Anticancer agent - TLK-286

The unspecific nature of many chemotherapy drugs means that the side-effects are frequently unpleasant, and can be treatment limiting.

If drugs could be designed to be specific for tumour cells, then there is likely to be less collateral damage and the drugs would be more efficacious.

US biotech Telik is investigating cancer cell activated chemotherapeutics, and its most advanced product, TLK-286, was designed to exploit the overexpression of the detoxification enzyme glutathione S-transferase P1-1 (GST P1-1), an enzyme that is overexpressed in many human cancer cells.¹ High levels of GST P1-1 are associated with a poor prognosis, and resistance to a various chemotherapy drugs.

The company believes its investigational drug is activated when GST P1-1 splits the drug into two active fragments: a glutathione analogue fragment, and an active cytotoxic fragment that reacts with cell components including DNA and RNA, leading to cell death. It also believes that the glutathione fragment may remain bound to GST P1-1, which may limit its ability to inactivate other drugs, providing a synergistic effect with other drugs.
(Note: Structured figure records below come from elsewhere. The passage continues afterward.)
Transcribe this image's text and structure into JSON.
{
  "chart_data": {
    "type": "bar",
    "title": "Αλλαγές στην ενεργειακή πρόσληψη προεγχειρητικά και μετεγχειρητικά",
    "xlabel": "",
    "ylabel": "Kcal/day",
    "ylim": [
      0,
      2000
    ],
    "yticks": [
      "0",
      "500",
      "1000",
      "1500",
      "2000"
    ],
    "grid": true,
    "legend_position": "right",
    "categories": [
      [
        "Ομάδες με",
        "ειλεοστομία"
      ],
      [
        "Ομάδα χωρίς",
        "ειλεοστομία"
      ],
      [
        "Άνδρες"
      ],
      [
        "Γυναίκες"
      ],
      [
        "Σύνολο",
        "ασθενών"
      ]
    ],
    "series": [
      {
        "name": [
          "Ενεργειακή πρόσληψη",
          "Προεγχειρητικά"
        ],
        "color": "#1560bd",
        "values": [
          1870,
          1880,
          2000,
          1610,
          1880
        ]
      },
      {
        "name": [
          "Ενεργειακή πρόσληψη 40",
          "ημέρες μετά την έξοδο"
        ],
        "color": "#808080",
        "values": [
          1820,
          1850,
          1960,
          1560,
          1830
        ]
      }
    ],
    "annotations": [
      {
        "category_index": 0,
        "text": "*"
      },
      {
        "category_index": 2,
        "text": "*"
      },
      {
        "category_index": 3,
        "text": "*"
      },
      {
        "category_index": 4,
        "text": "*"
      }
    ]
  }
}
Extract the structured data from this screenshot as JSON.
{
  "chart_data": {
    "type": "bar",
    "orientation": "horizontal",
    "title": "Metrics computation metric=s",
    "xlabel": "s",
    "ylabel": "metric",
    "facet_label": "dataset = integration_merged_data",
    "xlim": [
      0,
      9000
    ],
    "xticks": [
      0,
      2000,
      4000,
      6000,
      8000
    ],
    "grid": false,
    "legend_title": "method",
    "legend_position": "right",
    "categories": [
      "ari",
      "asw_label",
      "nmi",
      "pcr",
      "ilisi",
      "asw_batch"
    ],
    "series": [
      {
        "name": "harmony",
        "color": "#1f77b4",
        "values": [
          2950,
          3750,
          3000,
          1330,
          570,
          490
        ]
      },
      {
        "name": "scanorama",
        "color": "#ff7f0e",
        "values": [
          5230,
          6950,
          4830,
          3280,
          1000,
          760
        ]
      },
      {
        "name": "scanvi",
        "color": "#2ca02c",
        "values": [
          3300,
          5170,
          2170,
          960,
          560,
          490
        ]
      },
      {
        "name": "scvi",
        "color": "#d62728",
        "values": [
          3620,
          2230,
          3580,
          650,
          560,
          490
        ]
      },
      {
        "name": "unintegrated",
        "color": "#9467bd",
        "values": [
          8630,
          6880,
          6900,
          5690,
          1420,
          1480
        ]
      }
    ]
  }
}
A number of trials have been carried out in ovarian, non-small cell lung, breast and colorectal cancers. A Phase II trial was run in 36 patients with ovarian cancer that was refractory or resistant to paclitaxel or platinum drugs.² Around half of the patients had also failed at least one salvage therapy. Subjects were given 1000 mg/m² of TLK-286 once every three weeks. A complete response was observed in one patient, partial responses in four patients, and a further 12 achieved stable disease. The median survival of the responders was 19.5 months, and progression-free survival for the same group was 7.1 months. Both of these figures were greater than would be expected in such a heavily pre-treated population.

Another Phase II trial was carried out in patients with non-small cell lung cancer who had failed platinum-based chemotherapy.³ A total of 52 patients, more than half of whom had failed third-line salvage therapy, were given 1000 mg/m² of TLK-286 every three weeks. Of the 41 patients who were evaluable for response at interim analysis, 21 had achieved stable disease.

It has also been investigated in 73 patients with refractory colorectal cancer who had failed therapy with 5-fluorouracil, irinotecan and luecovorin.⁴ At interim analysis, of the 36 evaluable for response five had achieved stable disease, and the estimated median survival was 172 days. The drug is also being investigated in combination with other chemotherapeutic agents.